La seconda delle ragioni, tocca da vicino l’evolversi della guerra in Ucraina. “Potrebbero esserci clamorosi sviluppi, come fa pensare il recente avviso dell’ambasciata Usa a Kiev, che ha chiesto agli americani di lasciare immediatamente il Paese. Potrebbe essere vicino il crollo dell’Ucraina e il dilagare dell’invasione russa. Oltreché una tragedia per l’Ucraina, sarebbe una disfatta per i governi occidentali, a partire da quello italiano”. E difatti il governo Draghi si è esposto più di quello di Macron e di quello di Scholz.

C'è inoltre una ragione più imminente. La disastrosa situazione del Paese che potrebbe esplodere in Autunno che chiamare "caldo" è un eufemismo - stagione che farà emergere un incontenibile malcontento popolare contro di lui e il suo governo, ciò che sarebbe disastroso per la sua "immagine internazionale".

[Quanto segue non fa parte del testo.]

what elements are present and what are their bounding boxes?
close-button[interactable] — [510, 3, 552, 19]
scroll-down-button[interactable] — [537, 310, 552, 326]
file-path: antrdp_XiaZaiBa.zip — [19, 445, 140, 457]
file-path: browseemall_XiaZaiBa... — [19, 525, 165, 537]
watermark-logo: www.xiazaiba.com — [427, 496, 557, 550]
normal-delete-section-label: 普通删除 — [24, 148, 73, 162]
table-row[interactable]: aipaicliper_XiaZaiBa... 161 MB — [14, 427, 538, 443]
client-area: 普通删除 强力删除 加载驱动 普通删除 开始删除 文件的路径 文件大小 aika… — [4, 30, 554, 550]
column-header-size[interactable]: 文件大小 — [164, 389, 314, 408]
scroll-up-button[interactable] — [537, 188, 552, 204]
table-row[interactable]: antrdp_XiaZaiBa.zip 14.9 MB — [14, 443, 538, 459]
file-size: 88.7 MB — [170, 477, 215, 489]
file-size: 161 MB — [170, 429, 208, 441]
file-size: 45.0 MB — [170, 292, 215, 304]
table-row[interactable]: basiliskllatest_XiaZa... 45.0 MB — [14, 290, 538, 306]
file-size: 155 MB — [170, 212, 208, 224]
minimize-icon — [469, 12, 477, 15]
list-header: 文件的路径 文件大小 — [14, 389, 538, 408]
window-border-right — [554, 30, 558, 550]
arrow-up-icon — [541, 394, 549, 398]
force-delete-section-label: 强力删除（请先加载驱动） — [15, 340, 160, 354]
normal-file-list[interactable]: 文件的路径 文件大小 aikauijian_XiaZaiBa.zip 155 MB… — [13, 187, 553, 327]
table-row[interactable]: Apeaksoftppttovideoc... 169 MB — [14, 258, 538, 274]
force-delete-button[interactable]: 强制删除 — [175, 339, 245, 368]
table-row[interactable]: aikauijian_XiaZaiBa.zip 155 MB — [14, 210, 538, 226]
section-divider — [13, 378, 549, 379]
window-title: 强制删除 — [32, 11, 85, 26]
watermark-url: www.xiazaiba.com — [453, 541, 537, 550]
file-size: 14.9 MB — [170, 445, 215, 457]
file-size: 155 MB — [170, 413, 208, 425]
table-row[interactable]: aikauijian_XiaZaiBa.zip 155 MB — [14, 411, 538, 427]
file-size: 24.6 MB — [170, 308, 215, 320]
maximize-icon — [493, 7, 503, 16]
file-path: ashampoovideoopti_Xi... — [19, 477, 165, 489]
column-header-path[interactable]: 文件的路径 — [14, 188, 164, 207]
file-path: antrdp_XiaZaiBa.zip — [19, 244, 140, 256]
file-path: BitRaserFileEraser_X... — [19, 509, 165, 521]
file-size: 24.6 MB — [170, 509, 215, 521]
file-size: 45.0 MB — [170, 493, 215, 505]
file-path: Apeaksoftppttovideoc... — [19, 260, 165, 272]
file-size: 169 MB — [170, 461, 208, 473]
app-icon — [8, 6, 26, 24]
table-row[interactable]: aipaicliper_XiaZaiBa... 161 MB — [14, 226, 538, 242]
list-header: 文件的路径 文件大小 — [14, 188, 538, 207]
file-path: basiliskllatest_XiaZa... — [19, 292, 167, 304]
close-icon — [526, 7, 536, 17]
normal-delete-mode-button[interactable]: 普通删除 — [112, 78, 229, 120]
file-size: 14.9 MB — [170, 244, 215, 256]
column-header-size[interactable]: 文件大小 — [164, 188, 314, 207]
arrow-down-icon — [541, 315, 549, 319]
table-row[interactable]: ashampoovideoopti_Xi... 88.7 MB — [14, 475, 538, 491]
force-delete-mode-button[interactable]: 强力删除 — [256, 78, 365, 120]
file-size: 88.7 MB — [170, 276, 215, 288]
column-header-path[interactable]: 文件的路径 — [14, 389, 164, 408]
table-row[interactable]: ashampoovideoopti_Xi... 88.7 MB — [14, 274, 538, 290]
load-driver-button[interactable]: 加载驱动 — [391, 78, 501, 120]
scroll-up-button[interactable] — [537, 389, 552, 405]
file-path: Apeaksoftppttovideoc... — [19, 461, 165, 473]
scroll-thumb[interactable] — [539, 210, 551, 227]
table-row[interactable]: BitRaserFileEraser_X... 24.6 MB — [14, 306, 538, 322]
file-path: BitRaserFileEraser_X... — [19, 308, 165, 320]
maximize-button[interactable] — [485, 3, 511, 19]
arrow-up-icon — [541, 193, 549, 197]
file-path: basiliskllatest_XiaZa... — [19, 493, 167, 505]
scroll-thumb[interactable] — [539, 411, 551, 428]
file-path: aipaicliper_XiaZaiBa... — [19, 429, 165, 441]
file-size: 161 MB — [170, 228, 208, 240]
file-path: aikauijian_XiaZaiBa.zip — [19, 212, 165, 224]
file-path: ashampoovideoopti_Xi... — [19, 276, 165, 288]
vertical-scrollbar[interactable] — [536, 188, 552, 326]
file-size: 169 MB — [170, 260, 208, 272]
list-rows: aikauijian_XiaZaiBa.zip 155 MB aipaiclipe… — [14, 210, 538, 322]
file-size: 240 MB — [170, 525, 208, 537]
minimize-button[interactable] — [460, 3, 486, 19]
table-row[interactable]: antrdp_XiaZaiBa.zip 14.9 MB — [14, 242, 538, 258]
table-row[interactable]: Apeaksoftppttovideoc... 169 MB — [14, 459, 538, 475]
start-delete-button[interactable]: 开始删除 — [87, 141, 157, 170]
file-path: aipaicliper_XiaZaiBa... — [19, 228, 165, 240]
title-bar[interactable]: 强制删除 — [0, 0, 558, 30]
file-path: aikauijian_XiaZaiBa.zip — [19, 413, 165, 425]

E stavolta non c'è moral suasion di Mattarella che tenga, poiché Draghi è molto determinato nella sua scelta. "Una rigidità" che secondo il quirinalista Marzio Breda del Corriere della sera, "neanche lui è riuscito ad ammorbidire". " Vado dal presidente della Repubblica per comunicare le mie determinazioni", in luogo di "le mie decisioni" ha detto questa mattina alla Camera.

Siccome non mi fido di Mattarella e dei suoi barbatrucchi quirinalizi, prima di festeggiare per davvero, aspetterò che la matassa si districhi. E che si venga a sapere quanto è lungo l'interregno tra le dimissioni date da Draghi e le elezioni. E poi stappare bottiglie prima del tempo, dicono che porti male.